I’m using a control panel to manage my site (no, or provide the name and version of the control panel):
Most definitely not.
Additional info:
apachectl -S
AH00548: NameVirtualHost has no effect and will be removed in the next release /etc/apache2/ports.conf:4
VirtualHost configuration:
46.226.13.198:80 is a NameVirtualHost
default server api.grendel.no (/etc/apache2/sites-enabled/api.grendel.no.conf:1)
port 80 namevhost api.grendel.no (/etc/apache2/sites-enabled/api.grendel.no.conf:1)
port 80 namevhost blog.grendel.no (/etc/apache2/sites-enabled/blog.grendel.no.conf:1)
port 80 namevhost omvendtpedagogikk.no (/etc/apache2/sites-enabled/omvendtpedagogikk.no.conf:1)
alias omvendtpedagogikk.no
alias www.omvendtpedagogikk.no
port 80 namevhost omvendtpsykologi.no (/etc/apache2/sites-enabled/omvendtpsykologi.no.conf:1)
alias omvendtpsykologi.no
alias www.omvendtpsykologi.no
port 80 namevhost personlighetstesting.no (/etc/apache2/sites-enabled/personlighetstesting.no.conf:1)
alias personlighetstesting.no
alias www.personlighetstesting.no
port 80 namevhost ptsd-boken.grendel.no (/etc/apache2/sites-enabled/ptsd-boken.grendel.no.conf:1)
port 80 namevhost R.grendel.no (/etc/apache2/sites-enabled/r.grendel.no.conf:1)
46.226.13.198:443 is a NameVirtualHost
default server api.grendel.no (/etc/apache2/sites-enabled/api.grendel.no-le-ssl.conf:2)

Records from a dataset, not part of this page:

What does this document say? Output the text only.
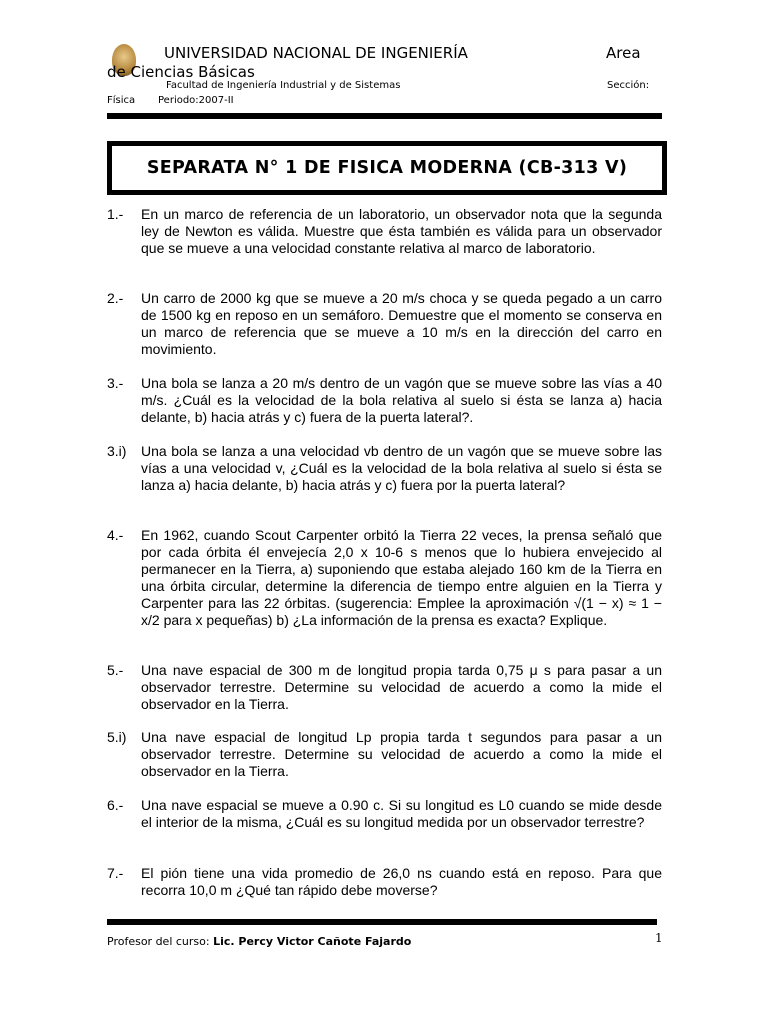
UNIVERSIDAD NACIONAL DE INGENIERÍA	Area
de Ciencias Básicas
Facultad de Ingeniería Industrial y de Sistemas	Sección:
Física Periodo:2007-II
SEPARATA N° 1 DE FISICA MODERNA (CB-313 V)
1.- En un marco de referencia de un laboratorio, un observador nota que la segunda ley de Newton es válida. Muestre que ésta también es válida para un observador que se mueve a una velocidad constante relativa al marco de laboratorio.
2.- Un carro de 2000 kg que se mueve a 20 m/s choca y se queda pegado a un carro de 1500 kg en reposo en un semáforo. Demuestre que el momento se conserva en un marco de referencia que se mueve a 10 m/s en la dirección del carro en movimiento.
3.- Una bola se lanza a 20 m/s dentro de un vagón que se mueve sobre las vías a 40 m/s. ¿Cuál es la velocidad de la bola relativa al suelo si ésta se lanza a) hacia delante, b) hacia atrás y c) fuera de la puerta lateral?.
3.i) Una bola se lanza a una velocidad vb dentro de un vagón que se mueve sobre las vías a una velocidad v, ¿Cuál es la velocidad de la bola relativa al suelo si ésta se lanza a) hacia delante, b) hacia atrás y c) fuera por la puerta lateral?
4.- En 1962, cuando Scout Carpenter orbitó la Tierra 22 veces, la prensa señaló que por cada órbita él envejecía 2,0 x 10-6 s menos que lo hubiera envejecido al permanecer en la Tierra, a) suponiendo que estaba alejado 160 km de la Tierra en una órbita circular, determine la diferencia de tiempo entre alguien en la Tierra y Carpenter para las 22 órbitas. (sugerencia: Emplee la aproximación √(1 − x) ≈ 1 − x/2 para x pequeñas) b) ¿La información de la prensa es exacta? Explique.
5.- Una nave espacial de 300 m de longitud propia tarda 0,75 μ s para pasar a un observador terrestre. Determine su velocidad de acuerdo a como la mide el observador en la Tierra.
5.i) Una nave espacial de longitud Lp propia tarda t segundos para pasar a un observador terrestre. Determine su velocidad de acuerdo a como la mide el observador en la Tierra.
6.- Una nave espacial se mueve a 0.90 c. Si su longitud es L0 cuando se mide desde el interior de la misma, ¿Cuál es su longitud medida por un observador terrestre?
7.- El pión tiene una vida promedio de 26,0 ns cuando está en reposo. Para que recorra 10,0 m ¿Qué tan rápido debe moverse?
Profesor del curso: Lic. Percy Victor Cañote Fajardo	1
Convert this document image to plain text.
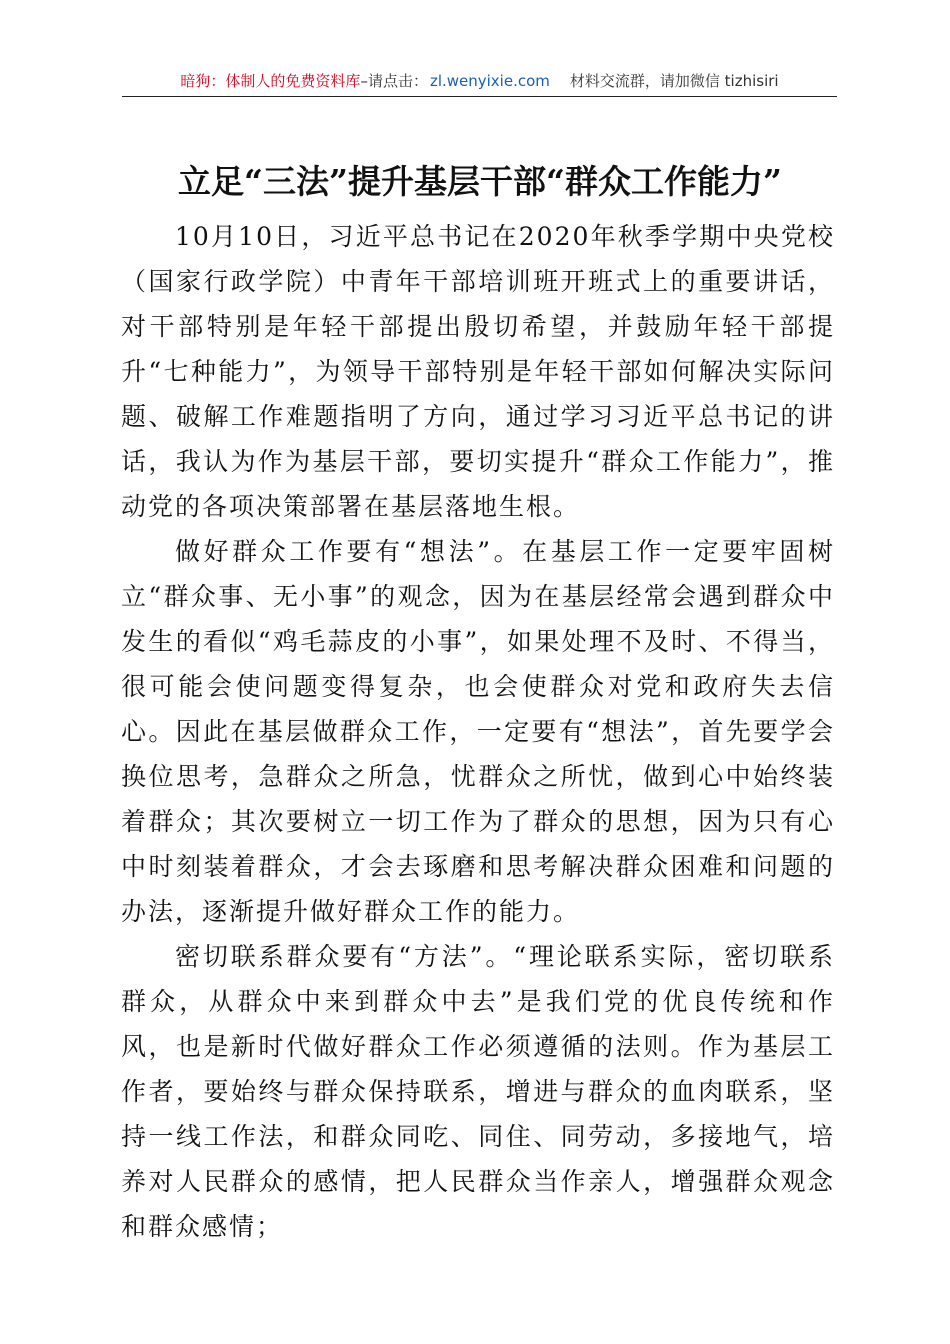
暗狗：体制人的免费资料库–请点击： zl.wenyixie.com 材料交流群，请加微信 tizhisiri
立足“三法”提升基层干部“群众工作能力”

10月10日，习近平总书记在2020年秋季学期中央党校（国家行政学院）中青年干部培训班开班式上的重要讲话，对干部特别是年轻干部提出殷切希望，并鼓励年轻干部提升“七种能力”，为领导干部特别是年轻干部如何解决实际问题、破解工作难题指明了方向，通过学习习近平总书记的讲话，我认为作为基层干部，要切实提升“群众工作能力”，推动党的各项决策部署在基层落地生根。

做好群众工作要有“想法”。在基层工作一定要牢固树立“群众事、无小事”的观念，因为在基层经常会遇到群众中发生的看似“鸡毛蒜皮的小事”，如果处理不及时、不得当，很可能会使问题变得复杂，也会使群众对党和政府失去信心。因此在基层做群众工作，一定要有“想法”，首先要学会换位思考，急群众之所急，忧群众之所忧，做到心中始终装着群众；其次要树立一切工作为了群众的思想，因为只有心中时刻装着群众，才会去琢磨和思考解决群众困难和问题的办法，逐渐提升做好群众工作的能力。

密切联系群众要有“方法”。“理论联系实际，密切联系群众，从群众中来到群众中去”是我们党的优良传统和作风，也是新时代做好群众工作必须遵循的法则。作为基层工作者，要始终与群众保持联系，增进与群众的血肉联系，坚持一线工作法，和群众同吃、同住、同劳动，多接地气，培养对人民群众的感情，把人民群众当作亲人，增强群众观念和群众感情；
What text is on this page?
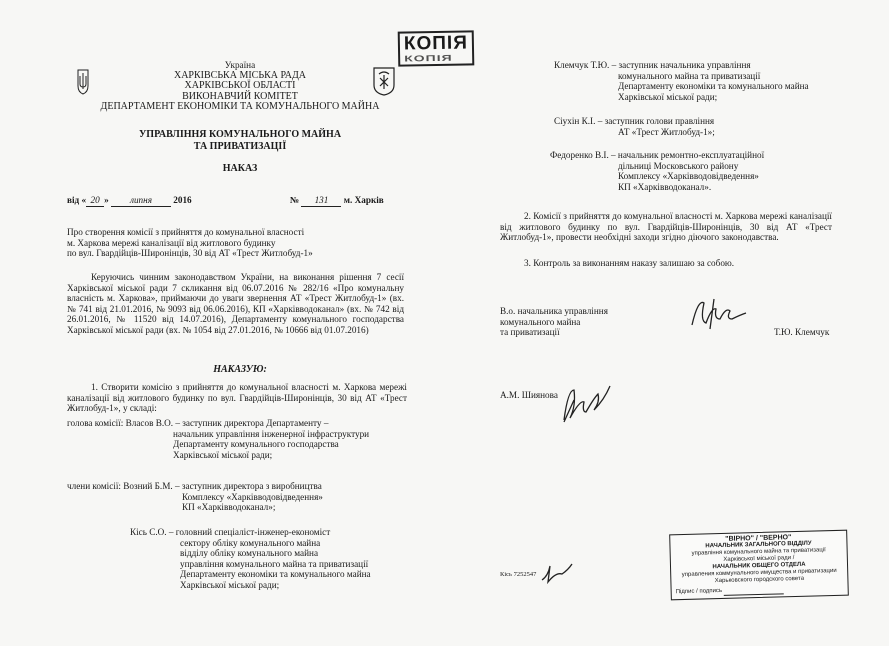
Україна
ХАРКІВСЬКА МІСЬКА РАДА
ХАРКІВСЬКОЇ ОБЛАСТІ
ВИКОНАВЧИЙ КОМІТЕТ
ДЕПАРТАМЕНТ ЕКОНОМІКИ ТА КОМУНАЛЬНОГО МАЙНА
УПРАВЛІННЯ КОМУНАЛЬНОГО МАЙНА
ТА ПРИВАТИЗАЦІЇ
НАКАЗ
від « 20 » липня 2016	№ 131 м. Харків
Про створення комісії з прийняття до комунальної власності
м. Харкова мережі каналізації від житлового будинку
по вул. Гвардійців-Широнінців, 30 від АТ «Трест Житлобуд-1»
Керуючись чинним законодавством України, на виконання рішення 7 сесії Харківської міської ради 7 скликання від 06.07.2016 № 282/16 «Про комунальну власність м. Харкова», приймаючи до уваги звернення АТ «Трест Житлобуд-1» (вх. № 741 від 21.01.2016, № 9093 від 06.06.2016), КП «Харківводоканал» (вх. № 742 від 26.01.2016, № 11520 від 14.07.2016), Департаменту комунального господарства Харківської міської ради (вх. № 1054 від 27.01.2016, № 10666 від 01.07.2016)
НАКАЗУЮ:
1. Створити комісію з прийняття до комунальної власності м. Харкова мережі каналізації від житлового будинку по вул. Гвардійців-Широнінців, 30 від АТ «Трест Житлобуд-1», у складі:
голова комісії: Власов В.О. – заступник директора Департаменту –
начальник управління інженерної інфраструктури
Департаменту комунального господарства
Харківської міської ради;
члени комісії: Возний Б.М. – заступник директора з виробництва
Комплексу «Харківводовідведення»
КП «Харківводоканал»;
Кісь С.О. – головний спеціаліст-інженер-економіст
сектору обліку комунального майна
відділу обліку комунального майна
управління комунального майна та приватизації
Департаменту економіки та комунального майна
Харківської міської ради;
КОПІЯ
КОПІЯ
Клемчук Т.Ю. – заступник начальника управління
комунального майна та приватизації
Департаменту економіки та комунального майна
Харківської міської ради;
Сіухін К.І. – заступник голови правління
АТ «Трест Житлобуд-1»;
Федоренко В.І. – начальник ремонтно-експлуатаційної
дільниці Московського району
Комплексу «Харківводовідведення»
КП «Харківводоканал».
2. Комісії з прийняття до комунальної власності м. Харкова мережі каналізації від житлового будинку по вул. Гвардійців-Широнінців, 30 від АТ «Трест Житлобуд-1», провести необхідні заходи згідно діючого законодавства.
3. Контроль за виконанням наказу залишаю за собою.
В.о. начальника управління
комунального майна
та приватизації	Т.Ю. Клемчук
А.М. Шиянова
Кісь 7252547
"ВІРНО" / "ВЕРНО"
НАЧАЛЬНИК ЗАГАЛЬНОГО ВІДДІЛУ
управління комунального майна та приватизації
Харківської міської ради /
НАЧАЛЬНИК ОБЩЕГО ОТДЕЛА
управления коммунального имущества и приватизации
Харьковского городского совета
Підпис / подпись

port 443 namevhost api.grendel.no (/etc/apache2/sites-enabled/api.grendel.no-le-ssl.conf:2)
port 443 namevhost blog.grendel.no (/etc/apache2/sites-enabled/blog.grendel.no-le-ssl.conf:2)
port 443 namevhost omvendtpedagogikk.no (/etc/apache2/sites-enabled/omvendtpedagogikk.no-le-ssl.conf:2)
alias omvendtpedagogikk.no
alias www.omvendtpedagogikk.no
port 443 namevhost omvendtpsykologi.no (/etc/apache2/sites-enabled/omvendtpsykologi.no-le-ssl.conf:2)
alias omvendtpsykologi.no
alias www.omvendtpsykologi.no
port 443 namevhost personlighetstesting.no (/etc/apache2/sites-enabled/personlighetstesting.no-le-ssl.conf:2)
alias personlighetstesting.no
alias www.personlighetstesting.no
port 443 namevhost piwik.grendel.no (/etc/apache2/sites-enabled/piwik.grendel.no-le-ssl.conf:2)
port 443 namevhost ptsd-boken.grendel.no (/etc/apache2/sites-enabled/ptsd-boken.grendel.no-le-ssl.conf:2)
port 443 namevhost R.grendel.no (/etc/apache2/sites-enabled/r.grendel.no-le-ssl.conf:2)
alias r.grendel.no
port 443 namevhost shiny.grendel.no (/etc/apache2/sites-enabled/shiny.grendel.no-le-ssl.conf:2)
port 443 namevhost www.grendel.no (/etc/apache2/sites-enabled/www.grendel.no-le-ssl.conf:2)
ServerRoot: "/etc/apache2"
Main DocumentRoot: "/var/www/html"
Main ErrorLog: "/var/log/apache2/error.log"
Mutex watchdog-callback: using_defaults
I have checked that .well-known/acme-challenge
exist, and that files put in that directory can be accessed:
root@localhost:~# curl -I -L -k -X GET http://api.grendel.no/.well-known/acme-challenge/readme
HTTP/1.1 200 OK
Date: Tue, 13 Mar 2018 14:22:25 GMT
Server: Apache/2.4.18 (Ubuntu) mod_R/1.2.8 R/3.2.3 OpenSSL/1.0.2g mod_apreq2-20090110/2.8.0
Last-Modified: Tue, 13 Mar 2018 14:21:30 GMT
ETag: "8-5674bf98d15a3"
Accept-Ranges: bytes
Content-Length: 8
Content-Type: text/plain
Any and all hints and suggestions appreciated. Thank you.